Working of NAND gate using transistor
The working of the NAND Gate using a transistor can be explained using 4 cases according to the truth table of the NAND Gate. So, if we get the same output (with respective input) as in the truth table then we can say that we have successfully built a NAND gate using transistors.
Case 1: Input A = 0 and B = 0
According to the boolean expression, output O = inverse (A * B) and if the input A = 0 and B = 0 then output, O = 1. Hence, due to HIGH output, the LED will turn ON in the circuit.
In practice, when both the inputs are zero then the transistors which are acting as a switch don’t allow any connections between the #collector and emitter terminal. So, when a 5V supply is passed through the circuit, the current doesn’t reach the emitter terminal of the first transistor and just reaches the collector terminal of the first transistor.
But the collector terminal is also collected with the output LED and so, this 5V supply directly passes to the LED. Hence, the output is HIGH, and the LED glows.
Case 2: Input A = 0 and B = 1
When a 5V supply is passed to a NAND Gate circuit built using transistors, the output LED is ON according to the boolean expression. Since, the inputs are A = 0, B = 1 and so the output, O according to the NAND gate boolean expression will be 1. Hence, the LED will glow.

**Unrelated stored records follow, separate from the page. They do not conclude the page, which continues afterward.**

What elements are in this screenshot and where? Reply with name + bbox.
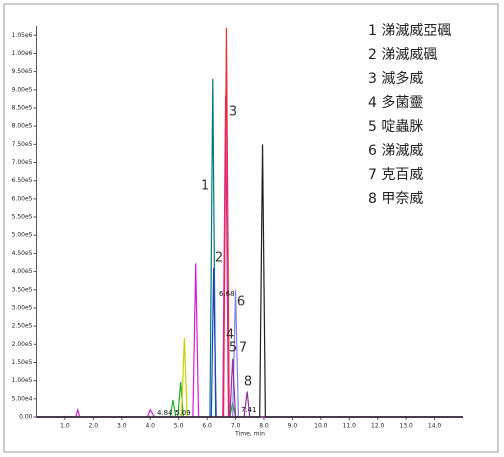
x-tick-label: 2.0 [89, 423, 99, 430]
y-tick-label: 0.00 [19, 414, 33, 421]
x-tick-label: 7.0 [231, 423, 241, 430]
retention-label: 6.68 [219, 290, 235, 298]
y-tick-label: 5.00e4 [12, 395, 33, 402]
y-tick-label: 6.00e5 [12, 195, 33, 202]
y-tick-label: 1.05e6 [12, 32, 33, 39]
y-tick-label: 1.00e6 [12, 50, 33, 57]
peak-label: 7 [239, 341, 247, 356]
legend-item: 3 滅多威 [368, 70, 423, 87]
y-tick-label: 6.50e5 [12, 177, 33, 184]
y-tick-label: 8.50e5 [12, 104, 33, 111]
retention-label: 4.84 [157, 409, 173, 417]
y-tick-label: 2.00e5 [12, 341, 33, 348]
y-tick-label: 7.50e5 [12, 141, 33, 148]
legend-item: 1 涕滅威亞碸 [368, 23, 451, 39]
x-tick-label: 9.0 [288, 423, 298, 430]
y-tick-label: 3.00e5 [12, 304, 33, 311]
peak-label: 5 [229, 341, 237, 356]
x-tick-label: 10.0 [314, 423, 328, 430]
y-tick-label: 9.50e5 [12, 68, 33, 75]
x-tick-label: 6.0 [202, 423, 212, 430]
y-tick-label: 5.50e5 [12, 214, 33, 221]
peak-label: 4 [226, 328, 234, 343]
x-axis-label: Time, min [234, 431, 265, 438]
x-tick-label: 14.0 [428, 423, 442, 430]
x-tick-label: 11.0 [343, 423, 357, 430]
y-tick-label: 5.00e5 [12, 232, 33, 239]
legend-item: 2 涕滅威碸 [368, 47, 437, 63]
retention-label: 5.09 [175, 409, 191, 417]
retention-label: 7.41 [241, 406, 257, 414]
trace [36, 382, 463, 418]
x-tick-label: 1.0 [60, 423, 70, 430]
trace [36, 267, 463, 418]
peak-label: 3 [229, 105, 237, 120]
legend-item: 5 啶蟲脒 [368, 119, 423, 135]
y-tick-label: 4.50e5 [12, 250, 33, 257]
x-tick-label: 4.0 [145, 423, 155, 430]
legend-item: 6 涕滅威 [368, 143, 423, 159]
legend-item: 7 克百威 [368, 167, 423, 183]
y-tick-label: 4.00e5 [12, 268, 33, 275]
peak-label: 6 [237, 295, 245, 310]
peak-label: 2 [215, 251, 223, 266]
y-tick-label: 1.00e5 [12, 377, 33, 384]
x-tick-label: 13.0 [399, 423, 413, 430]
x-tick-label: 12.0 [371, 423, 385, 430]
trace [36, 289, 463, 418]
legend-item: 4 多菌靈 [368, 94, 423, 111]
y-tick-label: 7.00e5 [12, 159, 33, 166]
legend-item: 8 甲奈威 [368, 191, 423, 207]
x-tick-label: 3.0 [117, 423, 127, 430]
y-tick-label: 1.50e5 [12, 359, 33, 366]
peak-label: 8 [244, 375, 252, 390]
y-tick-label: 9.00e5 [12, 86, 33, 93]
x-tick-label: 5.0 [174, 423, 184, 430]
frame [3, 3, 499, 453]
y-tick-label: 2.50e5 [12, 323, 33, 330]
peak-label: 1 [201, 179, 209, 194]
x-tick-label: 8.0 [259, 423, 269, 430]
trace [36, 144, 463, 418]
y-tick-label: 8.00e5 [12, 123, 33, 130]
y-tick-label: 3.50e5 [12, 286, 33, 293]
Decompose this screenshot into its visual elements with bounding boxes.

Being high input at the second transistor, the base of the second transistor allows a connection between the collector and the emitter terminal. But, the input at the collector terminal of the second transistor will be 0 because the input at the first transistor is 0 i.e. there is no connection between the collector and emitter terminal of the first transistor. So, the power supply reaching the collector terminal goes directly to the output terminal, and hence, the LED is ON.
Case 3: Input A = 1 and B = 0
This case is very much similar to Case 2, just the difference is that the first transistor has a HIGH input and the second transistor has LOW input. So, the switch of the first transistor is ON while for the second transistor, it is OFF. So, the output here would be the same as the previous case i.e. the LED will be turned ON.
Also, according to the boolean expression where output, O = (A*B) inverse, and A = 1 and B = 0, the output will be 1. So, the LED is ON.
Case 4: Input A = 1 and B = 1
Here, both the inputs A = 1 and B = 1, so the output will be LOW when calculated using the boolean expression. Since the output is LOW, the LED will also be OFF.
In the hardware, the 5V supply reaches the collector terminal passing through the resistor and since both the transistor has HIGH input, there will be a direct connection between the collector terminal of the first transistor and the emitter terminal of the second transistor. But the second transistor is connected directly with the ground and so, the potential difference between the collector terminal of the first transistor and the emitter terminal of the second transistor is zero. Also, the collector terminal is connected with the output terminal and so, the LED receives 0V and hence the output is LOW.
The above explanation can also be understood by a practical demonstration using the video below.
NOTE: In the video, I have not used push buttons for changing values of input A and B instead I have used wires. But would recommend you to use the push-button for easy understanding and implementation.